Currently, there are three packages that implement inference of the BM model: ape in function ace(), geiger in function fit.continuous(), and ouch in function brown.fit(). The function ace() will return a log-likelihood and a parameter estimate for the BM model, but these are conditional upon the reconstructed trait values of the nodes. This is consistent with the main purpose of ace(), which is to reconstruct ancestral trait values. However, this log-likelihood and BM parameter are not comparable with other model fitting results, which are not conditioned on particular trait values for internal nodes. Thus, unless your main focus is on ancestral reconstructions, you should probably be using the functions in either geiger or ouch to fit the BM model.

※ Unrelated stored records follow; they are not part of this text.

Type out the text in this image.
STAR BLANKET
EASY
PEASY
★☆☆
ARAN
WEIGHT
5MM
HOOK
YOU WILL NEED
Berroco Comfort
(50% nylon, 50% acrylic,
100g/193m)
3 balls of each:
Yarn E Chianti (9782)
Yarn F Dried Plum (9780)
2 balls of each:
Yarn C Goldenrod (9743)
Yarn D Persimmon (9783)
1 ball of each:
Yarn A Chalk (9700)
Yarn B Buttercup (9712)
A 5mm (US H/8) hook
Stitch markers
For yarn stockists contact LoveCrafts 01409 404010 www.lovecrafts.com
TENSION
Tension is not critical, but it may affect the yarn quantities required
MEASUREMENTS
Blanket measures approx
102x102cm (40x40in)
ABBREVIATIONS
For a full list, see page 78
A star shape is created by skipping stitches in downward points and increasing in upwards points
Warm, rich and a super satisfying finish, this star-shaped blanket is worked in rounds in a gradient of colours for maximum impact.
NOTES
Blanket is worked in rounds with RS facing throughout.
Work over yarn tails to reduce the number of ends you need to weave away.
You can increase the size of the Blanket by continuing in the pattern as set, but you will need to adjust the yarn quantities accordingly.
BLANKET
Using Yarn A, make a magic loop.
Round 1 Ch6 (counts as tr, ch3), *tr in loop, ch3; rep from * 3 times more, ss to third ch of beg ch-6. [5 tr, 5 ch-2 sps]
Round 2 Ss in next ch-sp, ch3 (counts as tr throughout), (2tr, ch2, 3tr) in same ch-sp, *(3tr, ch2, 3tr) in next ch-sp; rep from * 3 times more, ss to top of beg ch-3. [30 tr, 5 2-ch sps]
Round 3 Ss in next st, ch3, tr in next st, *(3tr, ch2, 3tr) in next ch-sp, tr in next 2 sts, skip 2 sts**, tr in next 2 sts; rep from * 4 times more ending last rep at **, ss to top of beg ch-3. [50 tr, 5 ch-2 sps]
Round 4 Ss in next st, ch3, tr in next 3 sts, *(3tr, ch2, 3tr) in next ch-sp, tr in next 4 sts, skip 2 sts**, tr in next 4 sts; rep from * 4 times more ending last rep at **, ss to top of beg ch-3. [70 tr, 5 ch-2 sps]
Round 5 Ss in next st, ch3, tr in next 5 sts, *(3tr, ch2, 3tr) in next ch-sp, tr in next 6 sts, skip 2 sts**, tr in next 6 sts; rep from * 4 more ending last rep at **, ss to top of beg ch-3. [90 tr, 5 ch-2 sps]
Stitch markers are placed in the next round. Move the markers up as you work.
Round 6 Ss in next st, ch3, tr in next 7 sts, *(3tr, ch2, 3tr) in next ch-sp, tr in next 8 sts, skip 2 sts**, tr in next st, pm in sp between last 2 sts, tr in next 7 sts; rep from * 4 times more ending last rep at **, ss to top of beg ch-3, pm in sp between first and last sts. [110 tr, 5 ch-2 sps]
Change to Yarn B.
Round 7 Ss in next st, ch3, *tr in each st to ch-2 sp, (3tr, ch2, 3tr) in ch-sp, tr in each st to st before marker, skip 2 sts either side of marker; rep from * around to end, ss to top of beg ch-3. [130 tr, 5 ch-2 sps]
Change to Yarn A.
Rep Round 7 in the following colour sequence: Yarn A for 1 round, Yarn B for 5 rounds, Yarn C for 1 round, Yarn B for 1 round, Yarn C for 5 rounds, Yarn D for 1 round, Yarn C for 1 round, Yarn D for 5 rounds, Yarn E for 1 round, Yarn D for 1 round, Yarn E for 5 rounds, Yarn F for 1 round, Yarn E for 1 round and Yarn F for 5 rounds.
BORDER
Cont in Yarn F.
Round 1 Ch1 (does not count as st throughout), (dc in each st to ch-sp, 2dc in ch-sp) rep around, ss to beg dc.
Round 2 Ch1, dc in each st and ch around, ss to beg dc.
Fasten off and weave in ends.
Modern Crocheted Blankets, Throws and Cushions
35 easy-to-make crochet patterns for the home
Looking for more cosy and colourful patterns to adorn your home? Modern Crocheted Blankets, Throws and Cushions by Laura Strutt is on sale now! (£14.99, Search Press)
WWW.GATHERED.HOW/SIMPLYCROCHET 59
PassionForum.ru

The functions in geiger and ouch share the approach of not conditioning the model fits on particular values at ancestral nodes. However, although the log-likelihoods and rate estimates tend to be similar across these two packages, they are not the same. This difference seems to result from the different computational strategies used in the functions: fitContinuous() in geiger directly maximizes the likelihood, while brown.fit() in ouch uses generalized least-squares (GLS) to solve for the rate parameter and the log-likelihood. In principle, GLS and ML should approach the same solution, but algorithmic differences will cause the solutions to differ (Check with Marguerite on this).